Menstrual irregularity If fertility is not the primary aim, then menstruation can usually be regulated with a contraceptive pill.[80] The purpose of regulating menstruation, in essence, is for the woman's convenience, and perhaps her sense of well-being; there is no medical requirement for regular periods, as long as they occur sufficiently often.
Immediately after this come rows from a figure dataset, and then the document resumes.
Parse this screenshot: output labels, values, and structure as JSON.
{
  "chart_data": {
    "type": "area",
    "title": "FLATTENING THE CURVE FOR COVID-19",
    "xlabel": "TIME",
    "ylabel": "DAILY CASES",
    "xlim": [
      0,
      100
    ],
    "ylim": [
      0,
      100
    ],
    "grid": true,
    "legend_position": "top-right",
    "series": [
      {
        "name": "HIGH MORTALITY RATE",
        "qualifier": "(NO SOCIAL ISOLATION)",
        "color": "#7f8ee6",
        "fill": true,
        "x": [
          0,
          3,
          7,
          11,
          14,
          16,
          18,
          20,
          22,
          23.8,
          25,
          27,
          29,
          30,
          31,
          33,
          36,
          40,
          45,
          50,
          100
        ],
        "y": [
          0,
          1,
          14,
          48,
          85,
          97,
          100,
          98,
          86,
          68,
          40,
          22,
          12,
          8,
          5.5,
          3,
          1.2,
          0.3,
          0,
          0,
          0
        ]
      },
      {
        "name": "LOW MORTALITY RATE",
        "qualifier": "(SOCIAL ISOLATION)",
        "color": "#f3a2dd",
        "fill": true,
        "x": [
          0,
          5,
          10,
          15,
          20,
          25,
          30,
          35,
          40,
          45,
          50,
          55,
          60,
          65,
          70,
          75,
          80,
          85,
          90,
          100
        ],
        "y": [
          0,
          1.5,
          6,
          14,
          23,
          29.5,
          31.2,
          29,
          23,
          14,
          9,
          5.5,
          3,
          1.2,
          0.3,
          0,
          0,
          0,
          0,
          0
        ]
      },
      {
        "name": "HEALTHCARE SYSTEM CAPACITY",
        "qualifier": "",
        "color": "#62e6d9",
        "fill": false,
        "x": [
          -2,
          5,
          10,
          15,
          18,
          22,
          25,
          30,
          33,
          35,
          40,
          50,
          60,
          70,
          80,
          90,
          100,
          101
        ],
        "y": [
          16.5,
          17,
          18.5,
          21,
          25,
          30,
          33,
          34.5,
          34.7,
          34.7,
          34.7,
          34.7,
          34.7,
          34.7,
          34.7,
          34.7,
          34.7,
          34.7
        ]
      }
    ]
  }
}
If a regular menstrual cycle is not desired, then therapy for an irregular cycle is not necessarily required. Most experts say that, if a menstrual bleed occurs at least every three months, then the endometrium (womb lining) is being shed sufficiently often to prevent an increased risk of endometrial abnormalities or cancer.[106] If menstruation occurs less often or not at all, some form of progestogen replacement is recommended.[105] An alternative is oral progestogen taken at intervals (e.g., every three months) to induce a predictable menstrual bleeding.[citation needed]

Alternative medicine A 2017 review concluded that while both myo-inositol and D-chiro-inositols may regulate menstrual cycles and improve ovulation, there is a lack of evidence regarding effects on the probability of pregnancy.[107][108] A 2012 and 2017 review have found myo-inositol supplementation appears to be effective in improving several of the hormonal disturbances of PCOS.[109][110] Myo-inositol reduces the amount of gonadotropins and the length of controlled ovarian hyperstimulation in women undergoing in vitro fertilization.[111] A 2011 review found not enough evidence to conclude any beneficial effect from D-chiro-inositol.[112] There is insufficient evidence to support the use of acupuncture, current studies are inconclusive and there's a need for additional randomized controlled trials.